Black Belt Eagle Scout - At The Party With My Brown Friends - Albums - Reviews - Soundblab

Black Belt Eagle Scout - At The Party With My Brown Friends

by Bill Golembeski Rating:9 Release Date:2019-08-30
Black Belt Eagle Scout - At the Party with My Brown Friends
Black Belt Eagle Scout - At the Party with My Brown Friends

Apparently, the first album by Black Belt Eagle Scout (aka Katherine Paul) was filled with “squalling guitar anthems.” But this new record, At the Party with My Brown Friends, floats on dreamy and acoustic melodies.

A simple guitar introduces “At the Party,” while the vocals soar. The song yearns to know “How is it real?” Yes, indeed, this is soul-searching stuff, and the song is a drum infused (with a few nice keyboards) matrix of webbed beauty. It’s ephemeral with a very tangible touch.  

The album continues to pulse with soft blood. “The Heart Dreams” is, again, driven with deep pace, while the vocals urge for the wisdom of the dreamy heart. This is passion personified. “Going to the Beach with Haley” is acoustic quiet. It catches a hushed moment that is elevated to near sonic sainthood with a nice electric guitar bit.

Camus wrote in The Stranger that “a man who had lived only one day could easily live for a hundred years in prison. He would have enough memories to keep him from being bored.”

This album is about all the stuff of a day that could fill one hundred years of thought. “Real Lovin” is slow and (almost) prayerful in its intense moment of susurrated passion.

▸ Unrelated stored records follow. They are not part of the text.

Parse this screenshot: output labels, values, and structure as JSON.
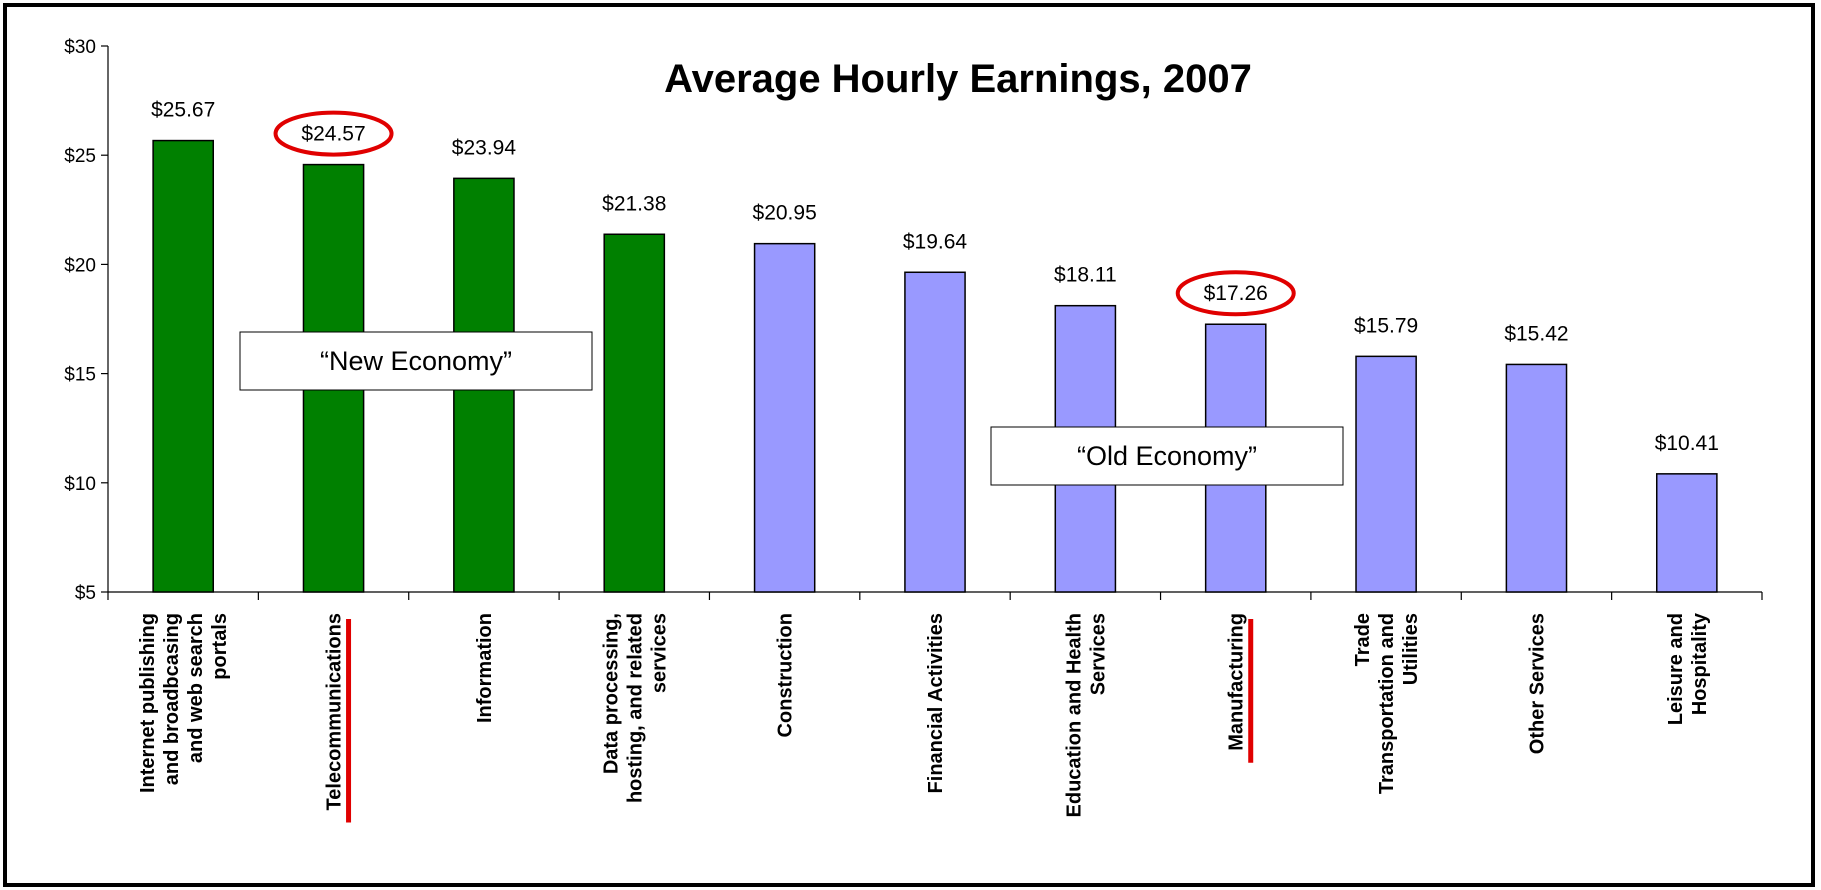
{
  "chart_data": {
    "type": "bar",
    "title": "Average Hourly Earnings, 2007",
    "categories": [
      "Internet publishing\nand broadbcasing\nand web search\nportals",
      "Telecommunications",
      "Information",
      "Data processing,\nhosting, and related\nservices",
      "Construction",
      "Financial Activities",
      "Education and Health\nServices",
      "Manufacturing",
      "Trade\nTransportation and\nUtilities",
      "Other Services",
      "Leisure and\nHospitality"
    ],
    "values": [
      25.67,
      24.57,
      23.94,
      21.38,
      20.95,
      19.64,
      18.11,
      17.26,
      15.79,
      15.42,
      10.41
    ],
    "value_labels": [
      "$25.67",
      "$24.57",
      "$23.94",
      "$21.38",
      "$20.95",
      "$19.64",
      "$18.11",
      "$17.26",
      "$15.79",
      "$15.42",
      "$10.41"
    ],
    "colors": [
      "#008000",
      "#008000",
      "#008000",
      "#008000",
      "#9999ff",
      "#9999ff",
      "#9999ff",
      "#9999ff",
      "#9999ff",
      "#9999ff",
      "#9999ff"
    ],
    "ylim": [
      5,
      30
    ],
    "yticks": [
      {
        "value": 5,
        "label": "$5"
      },
      {
        "value": 10,
        "label": "$10"
      },
      {
        "value": 15,
        "label": "$15"
      },
      {
        "value": 20,
        "label": "$20"
      },
      {
        "value": 25,
        "label": "$25"
      },
      {
        "value": 30,
        "label": "$30"
      }
    ],
    "annotations": [
      "“New Economy”",
      "“Old Economy”"
    ],
    "highlighted": [
      "Telecommunications",
      "Manufacturing"
    ],
    "grid": false
  }
}
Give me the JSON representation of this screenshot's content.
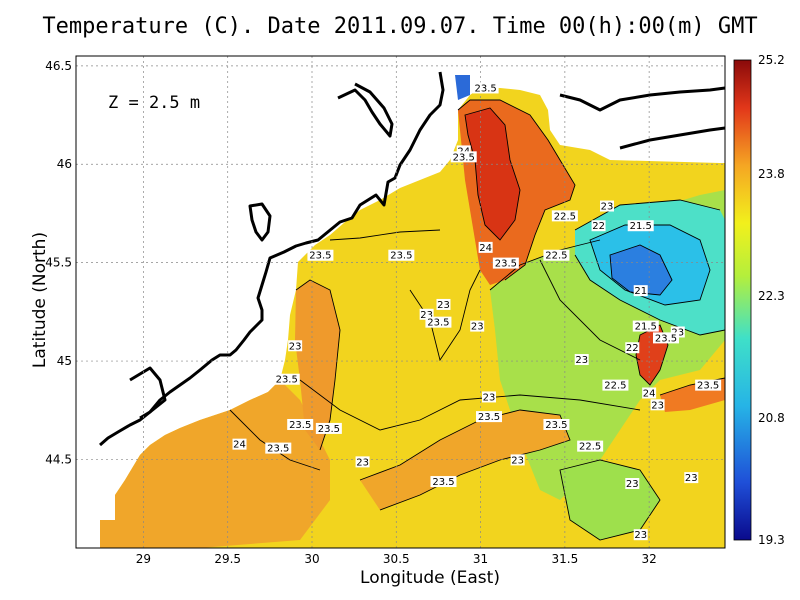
{
  "title": "Temperature (C). Date 2011.09.07. Time 00(h):00(m) GMT",
  "depth_label": "Z = 2.5 m",
  "xlabel": "Longitude (East)",
  "ylabel": "Latitude (North)",
  "x_ticks": [
    "29",
    "29.5",
    "30",
    "30.5",
    "31",
    "31.5",
    "32"
  ],
  "y_ticks": [
    "44.5",
    "45",
    "45.5",
    "46",
    "46.5"
  ],
  "colorbar": {
    "ticks": [
      "25.2",
      "23.8",
      "22.3",
      "20.8",
      "19.3"
    ],
    "min": 19.3,
    "max": 25.2
  },
  "chart_data": {
    "type": "heatmap",
    "title": "Temperature (C). Date 2011.09.07. Time 00(h):00(m) GMT",
    "xlabel": "Longitude (East)",
    "ylabel": "Latitude (North)",
    "xlim": [
      28.6,
      32.45
    ],
    "ylim": [
      44.05,
      46.55
    ],
    "grid": true,
    "colorbar_range": [
      19.3,
      25.2
    ],
    "contour_labels": [
      {
        "lon": 31.03,
        "lat": 46.38,
        "value": "23.5"
      },
      {
        "lon": 30.9,
        "lat": 46.06,
        "value": "24"
      },
      {
        "lon": 30.9,
        "lat": 46.03,
        "value": "23.5"
      },
      {
        "lon": 31.5,
        "lat": 45.73,
        "value": "22.5"
      },
      {
        "lon": 31.75,
        "lat": 45.78,
        "value": "23"
      },
      {
        "lon": 31.7,
        "lat": 45.68,
        "value": "22"
      },
      {
        "lon": 31.95,
        "lat": 45.68,
        "value": "21.5"
      },
      {
        "lon": 30.05,
        "lat": 45.53,
        "value": "23.5"
      },
      {
        "lon": 30.53,
        "lat": 45.53,
        "value": "23.5"
      },
      {
        "lon": 31.03,
        "lat": 45.57,
        "value": "24"
      },
      {
        "lon": 31.15,
        "lat": 45.49,
        "value": "23.5"
      },
      {
        "lon": 31.45,
        "lat": 45.53,
        "value": "22.5"
      },
      {
        "lon": 31.95,
        "lat": 45.35,
        "value": "21"
      },
      {
        "lon": 30.78,
        "lat": 45.28,
        "value": "23"
      },
      {
        "lon": 30.68,
        "lat": 45.23,
        "value": "23"
      },
      {
        "lon": 30.75,
        "lat": 45.19,
        "value": "23.5"
      },
      {
        "lon": 30.98,
        "lat": 45.17,
        "value": "23"
      },
      {
        "lon": 31.98,
        "lat": 45.17,
        "value": "21.5"
      },
      {
        "lon": 32.17,
        "lat": 45.14,
        "value": "23"
      },
      {
        "lon": 32.1,
        "lat": 45.11,
        "value": "23.5"
      },
      {
        "lon": 31.9,
        "lat": 45.06,
        "value": "22"
      },
      {
        "lon": 29.9,
        "lat": 45.07,
        "value": "23"
      },
      {
        "lon": 31.6,
        "lat": 45.0,
        "value": "23"
      },
      {
        "lon": 29.85,
        "lat": 44.9,
        "value": "23.5"
      },
      {
        "lon": 31.8,
        "lat": 44.87,
        "value": "22.5"
      },
      {
        "lon": 32.0,
        "lat": 44.83,
        "value": "24"
      },
      {
        "lon": 32.35,
        "lat": 44.87,
        "value": "23.5"
      },
      {
        "lon": 32.05,
        "lat": 44.77,
        "value": "23"
      },
      {
        "lon": 31.05,
        "lat": 44.81,
        "value": "23"
      },
      {
        "lon": 31.05,
        "lat": 44.71,
        "value": "23.5"
      },
      {
        "lon": 29.93,
        "lat": 44.67,
        "value": "23.5"
      },
      {
        "lon": 30.1,
        "lat": 44.65,
        "value": "23.5"
      },
      {
        "lon": 31.45,
        "lat": 44.67,
        "value": "23.5"
      },
      {
        "lon": 29.57,
        "lat": 44.57,
        "value": "24"
      },
      {
        "lon": 29.8,
        "lat": 44.55,
        "value": "23.5"
      },
      {
        "lon": 31.65,
        "lat": 44.56,
        "value": "22.5"
      },
      {
        "lon": 30.3,
        "lat": 44.48,
        "value": "23"
      },
      {
        "lon": 31.22,
        "lat": 44.49,
        "value": "23"
      },
      {
        "lon": 30.78,
        "lat": 44.38,
        "value": "23.5"
      },
      {
        "lon": 31.9,
        "lat": 44.37,
        "value": "23"
      },
      {
        "lon": 32.25,
        "lat": 44.4,
        "value": "23"
      },
      {
        "lon": 31.95,
        "lat": 44.11,
        "value": "23"
      }
    ]
  }
}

This exits the orbit of pop music, and it paints in the realms of art. “Run to Ya” blossoms like a big flower or a newly inflated universe. It’s an overwhelming and hypnotic canvas.

There are more great songs. “I Said I Wouldn’t Write This Song” fires with an upbeat electric guitar, drum, and vocal, and then an electric guitar, once again, ascends to the heavens. Ah, “Scorpio Moon” discovers an Eastern vibe. This one slow-dances with the stars.  And then things find an even slower beauty with (the wonderfully titled) “Half Colored Hair.” The tune sings of the “light breaking” moments that contain enough beauty for Camus and a hundred years.

The final song, “You’re Me and I’m You,” is a song for her mother, and, of course, anyone’s mother, who will always just be “mom.” An acoustic guitar dances in this tune. Quite rightly so. It’s a beautiful circle of a song that sends love right back to its beginning. Nice songs in any universe somehow manage to do that.

This is a record of diaphanous grace that has nothing to do the sentiment of sappy greeting cards. This one explores the ever-expanding universe, and then it returns to the quiet nest of humanity. It gulps air. This is clever chess-move music. It doesn’t scream anything. It simply sings with the blood rich pulse of better songs sung by better angels.